Home News The future of inhalation devices: making products more user-friendly

The future of inhalation devices: making products more user-friendly

The future of inhalation devices: making products more user-friendly

6 July, 2021

Last week saw the eighth edition of the Medicon Valley Inhalation Consortium workshop and symposium at Medicon Village in Lund. The four-day event attracted participants from a number of international pharmaceutical companies wanting to expand their knowledge of the inhalation sector and share their experiences. Among the presenters was Iconovo’s CEO Orest Lastow.

The Medicon Valley Inhalation Consortium (MVIC), headed by CEO Lars Asking, is an umbrella organisation with 26 member companies, all with expertise in inhalation devices. MVIC was founded after AstraZeneca moved from Lund and the aim of the organisation is to harness the inhalation know-how in the region. The members are all based in Sweden and are active within a broad spectrum – MVIC’s membership consists of everything from drug developing companies to regulatory experts.

A popular and international event

MVIC has been organising the workshop and symposium with the aim of spreading knowledge within the inhalation sector, and this year marked the eighth edition. Over the years, the event has grown and attracted a growing number of participants. A quick glance at the participation list for this year is enough to establish that the event nowadays attracts international players and big names within the sector. For example, this year Italian Chiesi Farmaceutici and Finnish Orion took part.

Among the speakers, we noted Swedish experts such as Iconovo’s CEO Orest Lastow and Red Glead’s medicinal chemist Thomas Brimert.

Development of inhalation devices- a complex process

Administering drugs through inhalation comes with several benefits: the drug reaches the organ in question directly and thus causes fewer systemic side effects. The fact that the drug passes through the lungs also means that facilitates its entrance into the blood circulation and inhaled drugs are also very fast-acting.

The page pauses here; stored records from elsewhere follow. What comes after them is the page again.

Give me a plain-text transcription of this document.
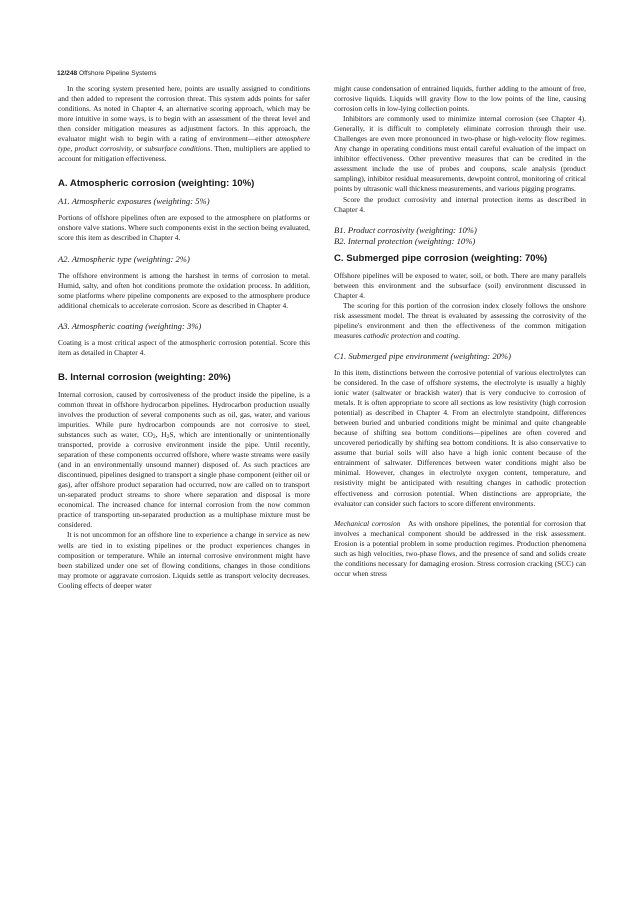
12/248 Offshore Pipeline Systems

In the scoring system presented here, points are usually assigned to conditions and then added to represent the corrosion threat. This system adds points for safer conditions. As noted in Chapter 4, an alternative scoring approach, which may be more intuitive in some ways, is to begin with an assessment of the threat level and then consider mitigation measures as adjustment factors. In this approach, the evaluator might wish to begin with a rating of environment—either atmosphere type, product corrosivity, or subsurface conditions. Then, multipliers are applied to account for mitigation effectiveness.

A. Atmospheric corrosion (weighting: 10%)
A1. Atmospheric exposures (weighting: 5%)

Portions of offshore pipelines often are exposed to the atmosphere on platforms or onshore valve stations. Where such components exist in the section being evaluated, score this item as described in Chapter 4.

A2. Atmospheric type (weighting: 2%)

The offshore environment is among the harshest in terms of corrosion to metal. Humid, salty, and often hot conditions promote the oxidation process. In addition, some platforms where pipeline components are exposed to the atmosphere produce additional chemicals to accelerate corrosion. Score as described in Chapter 4.

A3. Atmospheric coating (weighting: 3%)

Coating is a most critical aspect of the atmospheric corrosion potential. Score this item as detailed in Chapter 4.

B. Internal corrosion (weighting: 20%)

Internal corrosion, caused by corrosiveness of the product inside the pipeline, is a common threat in offshore hydrocarbon pipelines. Hydrocarbon production usually involves the production of several components such as oil, gas, water, and various impurities. While pure hydrocarbon compounds are not corrosive to steel, substances such as water, $CO_2$, $H_2S$, which are intentionally or unintentionally transported, provide a corrosive environment inside the pipe. Until recently, separation of these components occurred offshore, where waste streams were easily (and in an environmentally unsound manner) disposed of. As such practices are discontinued, pipelines designed to transport a single phase component (either oil or gas), after offshore product separation had occurred, now are called on to transport un-separated product streams to shore where separation and disposal is more economical. The increased chance for internal corrosion from the now common practice of transporting un-separated production as a multiphase mixture must be considered.

It is not uncommon for an offshore line to experience a change in service as new wells are tied in to existing pipelines or the product experiences changes in composition or temperature. While an internal corrosive environment might have been stabilized under one set of flowing conditions, changes in those conditions may promote or aggravate corrosion. Liquids settle as transport velocity decreases. Cooling effects of deeper water

might cause condensation of entrained liquids, further adding to the amount of free, corrosive liquids. Liquids will gravity flow to the low points of the line, causing corrosion cells in low-lying collection points.

Inhibitors are commonly used to minimize internal corrosion (see Chapter 4). Generally, it is difficult to completely eliminate corrosion through their use. Challenges are even more pronounced in two-phase or high-velocity flow regimes. Any change in operating conditions must entail careful evaluation of the impact on inhibitor effectiveness. Other preventive measures that can be credited in the assessment include the use of probes and coupons, scale analysis (product sampling), inhibitor residual measurements, dewpoint control, monitoring of critical points by ultrasonic wall thickness measurements, and various pigging programs.

Score the product corrosivity and internal protection items as described in Chapter 4.

B1. Product corrosivity (weighting: 10%)
B2. Internal protection (weighting: 10%)
C. Submerged pipe corrosion (weighting: 70%)

Offshore pipelines will be exposed to water, soil, or both. There are many parallels between this environment and the subsurface (soil) environment discussed in Chapter 4.

The scoring for this portion of the corrosion index closely follows the onshore risk assessment model. The threat is evaluated by assessing the corrosivity of the pipeline's environment and then the effectiveness of the common mitigation measures cathodic protection and coating.

C1. Submerged pipe environment (weighting: 20%)

In this item, distinctions between the corrosive potential of various electrolytes can be considered. In the case of offshore systems, the electrolyte is usually a highly ionic water (saltwater or brackish water) that is very conducive to corrosion of metals. It is often appropriate to score all sections as low resistivity (high corrosion potential) as described in Chapter 4. From an electrolyte standpoint, differences between buried and unburied conditions might be minimal and quite changeable because of shifting sea bottom conditions—pipelines are often covered and uncovered periodically by shifting sea bottom conditions. It is also conservative to assume that burial soils will also have a high ionic content because of the entrainment of saltwater. Differences between water conditions might also be minimal. However, changes in electrolyte oxygen content, temperature, and resistivity might be anticipated with resulting changes in cathodic protection effectiveness and corrosion potential. When distinctions are appropriate, the evaluator can consider such factors to score different environments.

Mechanical corrosion As with onshore pipelines, the potential for corrosion that involves a mechanical component should be addressed in the risk assessment. Erosion is a potential problem in some production regimes. Production phenomena such as high velocities, two-phase flows, and the presence of sand and solids create the conditions necessary for damaging erosion. Stress corrosion cracking (SCC) can occur when stress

Last week’s MVIC-event underlined just how complex the process of developing an inhalation device is and how many parameters need to be taken into account. Companies wishing to develop a new inhalation product need to decide if the drug will be in the form of dry powder or as a wet substance as well as which type of inhalator is the most compatible with the chosen formulation.

Another challenge is presented by the question of how to ensure that the patient receives as much as possible of the drug dose. Only 10 – 30 per cent of the inhaled dose reaches the patient’s lungs; the rest gets stuck, e.g. in the mouth and is swallowed without giving any effect.

Patients need better products

Yet another interesting issue concerns so-called patient adherence. Even though patients take care to use the inhalators when they first receive them, daily use decreases as time moves on, meaning that they do not take their medication as they should.

In his presentation, Orest Lastow emphasised the need to develop more user-friendly products for the patients and the importance of the sector focusing on this development. Many of today’s inhalers suffer from a number of weaknesses, e.g. it can be difficult to know how much of the drug is left in the inhaler and whether the dose is inhaled correctly. Lastow pointed out that it is the responsibility of the pharmaceutical companies to develop products that are as easy as possible for the patients to use.

Iconovo goes for user-friendly products

These are not just empty words for Lastow, and in his role as CEO of Iconovo he contributes to the development of new inhalers where user-friendly aspects and fulfilling the patients’ needs are the focus. Iconovo develops inhalation products that are then out licensed to pharmaceutical companies; at the moment, the company has three finished inhalers – ICOcap, ICOone and ICOres – that can be filled with substance-specific dry powder formulations.

Iconovo’s inhalers are designed with the patient in mind and with the aim of making it as easy as possible for the patients to take their medicine and feel secure in their treatment. ICOres, for example, shows the patient exactly how many doses are left in the inhaler and also gives a visual feedback showing when the dose is ready to be inhaled and when it has been inhaled correctly. By doing this Iconovo hopes to simplify the treatment that these patients rely on and have to administer every day as they are often suffering from chronic diseases such as asthma and COPD (chronic obstructive pulmonary disease).

The content of BioStock’s news and analyses is independent but the work of BioStock is to a certain degree financed by life science companies. The above article concerns a company from which BioStock has received financing.